Quinoa is back on the menu again. I have ignored this versatile grain far too long, reaching past the three-pound package sitting on a pantry shelf as I grabbed other items. But it is ignored no longer. This month that fluffy, protein-filled pseudo-grain has starred in a stuffed pepper recipe. It worked so well that I was ready for something more. More, but different.
Next I cooked a pot of quinoa, added various ingredients that we like, mixing sweet and tart flavors, and raided the refrigerator for more inspiration. Lemons, of course, lemons must be part of the mix. Friend Tanya had just gifted me another bag of gigantic Arizona lemons from her orchard in Yuma. These Southwestern lemons are something special, incredibly juicy and somehow more lemony than any of the puny, local grocery offerings.
|Photo: the puny lemon on the bottom right is the grocery store product|
We have enjoyed that quinoa salad recipe over several days in a number of ways and it has not lost its appeal. Serve it on a lunch salad plate.
Fill an avocado or even an avocado shell .
This is not a new idea. Similar recipes are found all over the web, and I must have skimmed a few at one time or another, but this version just... happened. Okay, just now I Googled "quinoa salad" and found over 13 million hits. 13 million! There's something going on here. Beyond the fact that quinoa is a complete protein, providing all 9 essential amino acids, is gluten-free and cholesterol-free and usually organic, has a lot of fiber and cooks in 10 to 15 minutes which is quick compared to most grains - beyond all that, quinoa is incredibly versatile and adapts to a wide range of flavors and cuisines.
Hmmmm, what's next? What is your favorite quinoa recipe?
Quinoa Mediterranean Salad4 generous servings
1 cup quinoa, rinsed & drained
1 3/4 cups water (or broth)
1/3 cup dried cranberries
1/3 cup sultanas or raisins
1/4 cup seasoned rice vinegar or orange juice
1 sweet red bell pepper (or several multi-colored minis)
3-4 green onions, white and green parts, chopped
1/4 cup pine nuts
1 generous Tbs capers, rinsed
zest of one fat lemon
1/8 cup fresh mint leaves, rough chopped
handful of fresh flat-leaf parsley, rough chopped
1/4 cup or more mild feta cheese, crumbled
4 Tablespoons olive oil
2 tablespoons seasoned rice vinegar
2 tablespoons lemon juice (more or less to taste)
Salt and freshly ground pepper
- Cook the quinoa as directed on the package, resisting any urge to lift the lid while it cooks. Fluff with a fork and turn out into a medium bowl to cool.
- Add the dried fruit and 1/4 cup seasoned rice vinegar to a small cup and warm in the microwave. Set aside while the fruit plumps.
- Mix the dressing ingredients. Taste and adjust, adding more lemon if it seems flat, or a touch of warmed honey if it is too tart.

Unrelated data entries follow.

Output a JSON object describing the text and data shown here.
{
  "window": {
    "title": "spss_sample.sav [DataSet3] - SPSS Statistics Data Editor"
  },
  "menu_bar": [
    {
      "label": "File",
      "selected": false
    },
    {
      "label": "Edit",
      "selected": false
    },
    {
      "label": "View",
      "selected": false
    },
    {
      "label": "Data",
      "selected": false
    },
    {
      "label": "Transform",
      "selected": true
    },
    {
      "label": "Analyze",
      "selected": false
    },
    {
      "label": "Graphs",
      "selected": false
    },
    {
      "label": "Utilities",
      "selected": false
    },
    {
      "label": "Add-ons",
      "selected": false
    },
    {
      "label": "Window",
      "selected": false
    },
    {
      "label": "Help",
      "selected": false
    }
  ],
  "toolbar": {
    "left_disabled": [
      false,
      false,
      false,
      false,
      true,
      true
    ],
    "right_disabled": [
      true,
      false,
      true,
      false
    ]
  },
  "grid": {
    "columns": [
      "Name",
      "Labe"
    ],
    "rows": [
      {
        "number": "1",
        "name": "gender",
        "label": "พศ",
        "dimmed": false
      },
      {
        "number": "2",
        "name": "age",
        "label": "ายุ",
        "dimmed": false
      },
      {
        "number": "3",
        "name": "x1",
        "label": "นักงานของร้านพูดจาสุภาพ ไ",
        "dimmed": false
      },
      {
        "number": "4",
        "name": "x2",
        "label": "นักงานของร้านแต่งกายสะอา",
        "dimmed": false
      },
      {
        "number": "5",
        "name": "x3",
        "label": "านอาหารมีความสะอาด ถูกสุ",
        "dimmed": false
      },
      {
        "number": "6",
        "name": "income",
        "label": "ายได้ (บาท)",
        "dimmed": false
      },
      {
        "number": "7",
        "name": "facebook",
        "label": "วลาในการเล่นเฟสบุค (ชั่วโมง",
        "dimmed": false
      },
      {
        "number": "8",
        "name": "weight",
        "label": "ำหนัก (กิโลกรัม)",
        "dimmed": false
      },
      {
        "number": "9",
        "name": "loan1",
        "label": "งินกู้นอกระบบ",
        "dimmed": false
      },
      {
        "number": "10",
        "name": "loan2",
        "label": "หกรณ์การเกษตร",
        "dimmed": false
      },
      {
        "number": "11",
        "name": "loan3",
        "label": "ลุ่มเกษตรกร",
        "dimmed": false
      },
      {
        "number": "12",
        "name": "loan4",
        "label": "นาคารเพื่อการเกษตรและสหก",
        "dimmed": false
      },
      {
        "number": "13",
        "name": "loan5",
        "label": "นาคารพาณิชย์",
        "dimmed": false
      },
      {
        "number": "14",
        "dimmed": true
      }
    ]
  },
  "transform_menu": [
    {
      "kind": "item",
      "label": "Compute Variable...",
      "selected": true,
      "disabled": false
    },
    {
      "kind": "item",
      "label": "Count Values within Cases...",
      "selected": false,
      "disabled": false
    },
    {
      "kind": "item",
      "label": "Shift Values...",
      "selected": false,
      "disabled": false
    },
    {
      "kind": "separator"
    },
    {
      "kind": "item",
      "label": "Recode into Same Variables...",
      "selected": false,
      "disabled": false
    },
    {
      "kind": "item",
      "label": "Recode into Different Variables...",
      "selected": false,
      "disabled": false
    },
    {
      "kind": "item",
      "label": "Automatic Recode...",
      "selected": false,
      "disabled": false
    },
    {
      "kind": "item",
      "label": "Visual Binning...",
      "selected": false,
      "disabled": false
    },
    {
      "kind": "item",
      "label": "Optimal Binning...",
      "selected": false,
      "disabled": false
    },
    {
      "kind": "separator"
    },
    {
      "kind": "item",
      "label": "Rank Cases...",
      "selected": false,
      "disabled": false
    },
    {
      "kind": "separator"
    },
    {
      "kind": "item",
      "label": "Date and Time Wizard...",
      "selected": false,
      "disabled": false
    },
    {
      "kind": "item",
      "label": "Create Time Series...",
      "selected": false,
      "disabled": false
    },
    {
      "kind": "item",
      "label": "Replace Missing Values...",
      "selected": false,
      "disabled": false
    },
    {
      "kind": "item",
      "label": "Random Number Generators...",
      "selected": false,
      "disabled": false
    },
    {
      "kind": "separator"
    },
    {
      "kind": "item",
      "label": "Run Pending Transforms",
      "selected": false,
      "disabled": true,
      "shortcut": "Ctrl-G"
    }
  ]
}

- Add the chopped peppers, green onions, pine nuts, capers, lemon zest, mint leaves and parsley to the cooled quinoa. Add the now-plumped dried fruit to the mix and gently toss all to mix. Add the dressing, one large spoonful at a time, tossing as you go. Again, taste and adjust.
- Top with the crumbled feta cheese and serve.
Note: The flavors will blend over time, some will brighten while others recede. I tend to add more mint on following days, or a sprinkle more lemon zest.